映画×音楽の祭典MOOSICLAB2017出品作品にも関わらず、音を失った世界が延々と続く本作。ミユリが転校生「紬」と親友になり、楽しい日々が始まると画面が二分割され、そして水本夏絵の歌が流れる。カタルシスを強調させる音楽の使い方に目が行きがちだが、この二分割された映像を読み解くと、これが見掛け倒しでないことが分かる。左の画面では寒色ベースの色彩の中、少し離れた場所から二人の少女を映す。右の画面では暖色ベースの色彩の中、ミユリの主観映像が映し出される。これこそが学校という閉鎖空間を象徴している。友達の輪の中にいる時は暖かいが、少し離れると寒々しい。ミユリは、友人の輪に入り暖をとることができず、寒々しい荒野を彷徨っていたことが強調されるのだ。そして、この中盤の見せ場が終わると、「紬」を媒体に急激にミユリの周りに友達が集まり、暖かい空間が生まれる。

枝優花監督は、積極的に映画的表現を通じて少女が掴もうとしている《光》を捉えようとした。この力強い演出に完全に魅せられました。

そして『少女邂逅』は単なる光を掴む者の話に収斂させることはしなかった。友人が増えていくうちに、ミユリの目には孤独な「紬」が映るようになっていく。まるで今までの自分の轍を体現するかのように「紬」が見えてきて、そして次第に自分の手から離れていってしまう「紬」に申し訳なさを感じていく。それが独特な幻影となって押し寄せてくる。これは、地を這うようにして光を掴んだいじめられっ子にしか分からないような感情だ。光を掴み、後ろを振り返ると悲惨だった頃の自分の残像が見える。その残像を振り払い空を飛べるか?あるいは、その残像をも愛し、天空に持っていくのか?といった迷いが、幻想的な映像で表現されていたのだ。

そして、少女が迷路のように入り組んだ学校空間の中から自己を見出し着地するクライマックスに涙が出てきました。

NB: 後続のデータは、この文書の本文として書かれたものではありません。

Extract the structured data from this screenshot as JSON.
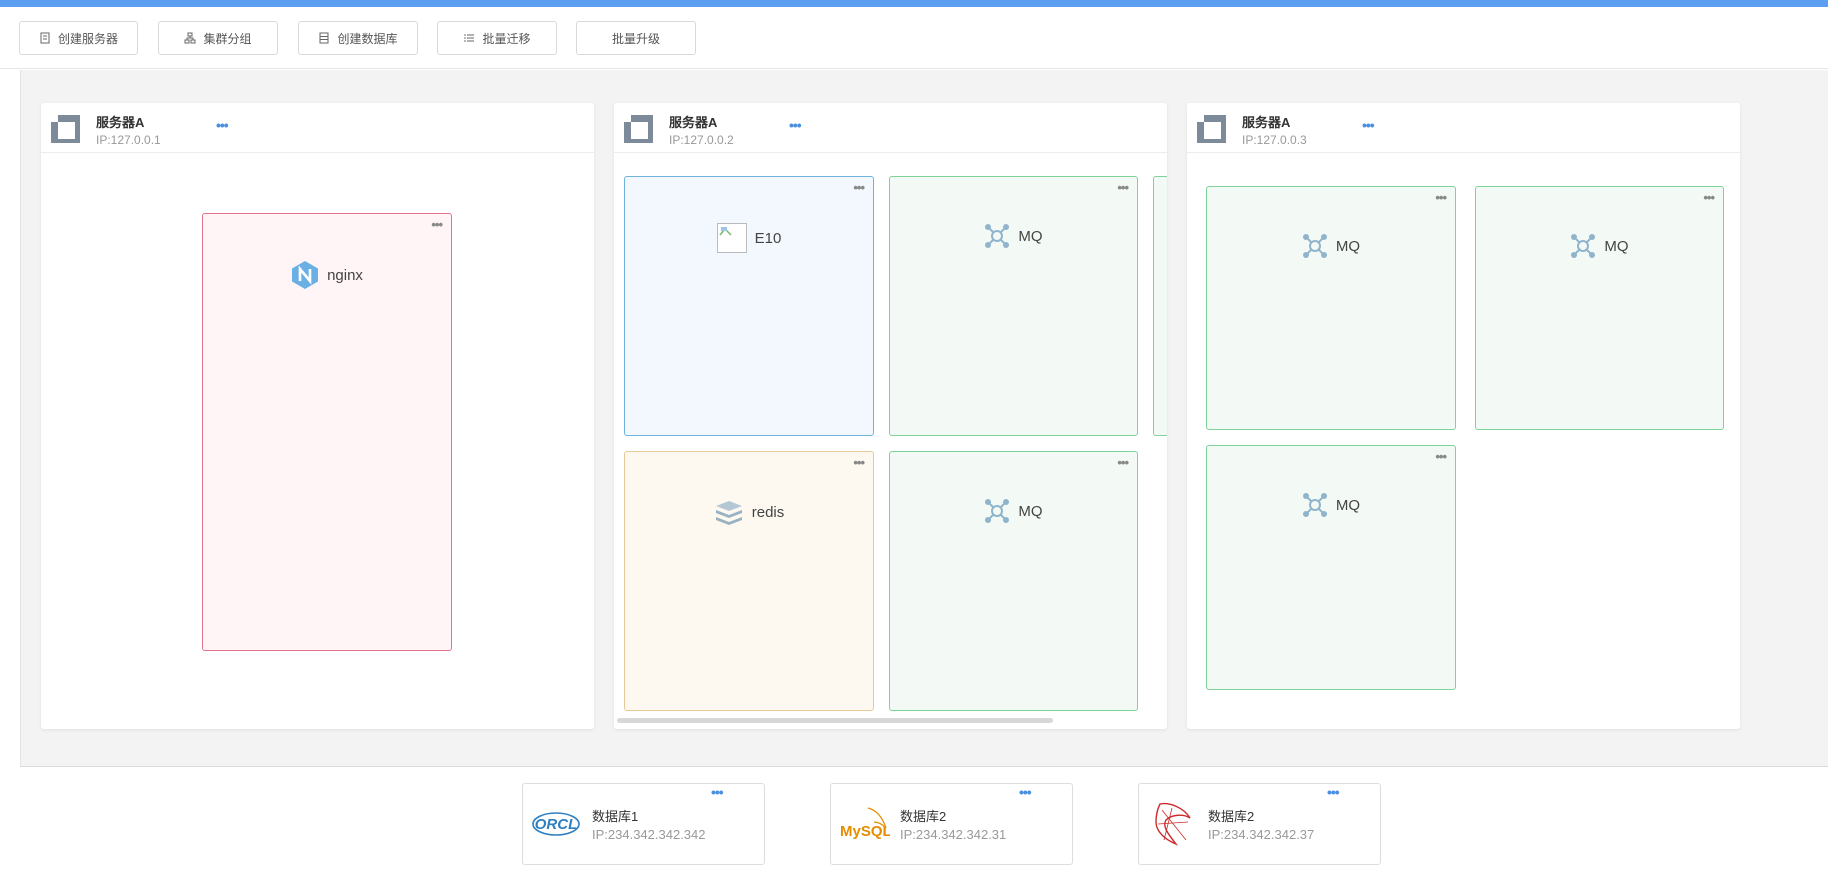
{
  "toolbar": {
    "create_server": "创建服务器",
    "cluster_group": "集群分组",
    "create_database": "创建数据库",
    "batch_migrate": "批量迁移",
    "batch_upgrade": "批量升级"
  },
  "servers": [
    {
      "name": "服务器A",
      "ip": "IP:127.0.0.1",
      "more": "•••",
      "apps": [
        {
          "label": "nginx",
          "icon": "nginx-icon",
          "more": "•••"
        }
      ]
    },
    {
      "name": "服务器A",
      "ip": "IP:127.0.0.2",
      "more": "•••",
      "apps": [
        {
          "label": "E10",
          "icon": "broken-image-icon",
          "more": "•••"
        },
        {
          "label": "MQ",
          "icon": "mq-icon",
          "more": "•••"
        },
        {
          "label": "redis",
          "icon": "redis-icon",
          "more": "•••"
        },
        {
          "label": "MQ",
          "icon": "mq-icon",
          "more": "•••"
        }
      ]
    },
    {
      "name": "服务器A",
      "ip": "IP:127.0.0.3",
      "more": "•••",
      "apps": [
        {
          "label": "MQ",
          "icon": "mq-icon",
          "more": "•••"
        },
        {
          "label": "MQ",
          "icon": "mq-icon",
          "more": "•••"
        },
        {
          "label": "MQ",
          "icon": "mq-icon",
          "more": "•••"
        }
      ]
    }
  ],
  "databases": [
    {
      "name": "数据库1",
      "ip": "IP:234.342.342.342",
      "logo": "oracle-logo",
      "logo_text": "ORCL",
      "more": "•••"
    },
    {
      "name": "数据库2",
      "ip": "IP:234.342.342.31",
      "logo": "mysql-logo",
      "logo_text": "MySQL",
      "more": "•••"
    },
    {
      "name": "数据库2",
      "ip": "IP:234.342.342.37",
      "logo": "sqlserver-logo",
      "more": "•••"
    }
  ],
  "colors": {
    "accent": "#5b9ef2",
    "nginx_card": "#e8738b",
    "e10_card": "#6eb4df",
    "mq_card": "#7ed39a",
    "redis_card": "#e7c89a"
  }
}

もちろん、本作は新人監督のインディーズ映画ならではの甘さもある。例えば、冒頭、リストカットしようとするミユリの場面の次の教室のシーン。先生が、「タトゥーやリストカットは変身願望だ」と語る。あまりにも説明的だ。また、そのシーンで先生はミユリに音読をさせようとするが、声が出ず、仕方なく先生は彼女を座らせる描写があるのだが、あまりに間が短い。同じような場面から始まる『志乃ちゃんは自分の名前が言えない

』と比べると雑な演出と言える。

ただ、そんなのは些細なこと。枝優花という新たな才能の萌芽をブンブンは応援したい。幻想的であるが思春期の生の心情を汲み取る。そして記憶とともに忘れ去られそうな青春の傷を一つの映画に閉じ込めた。これは、2018年最重要邦画の一つであるのは間違いありません。新宿武蔵野館で9週間もロングランしたのも納得の作品でした。アップリンク渋谷で開催される「見逃した映画特集FiveYears」でも選出されている、また来年1月16日にはBlu-ray&DVDがリリースされるので、少しでもピンときたら是非挑戦してみてください。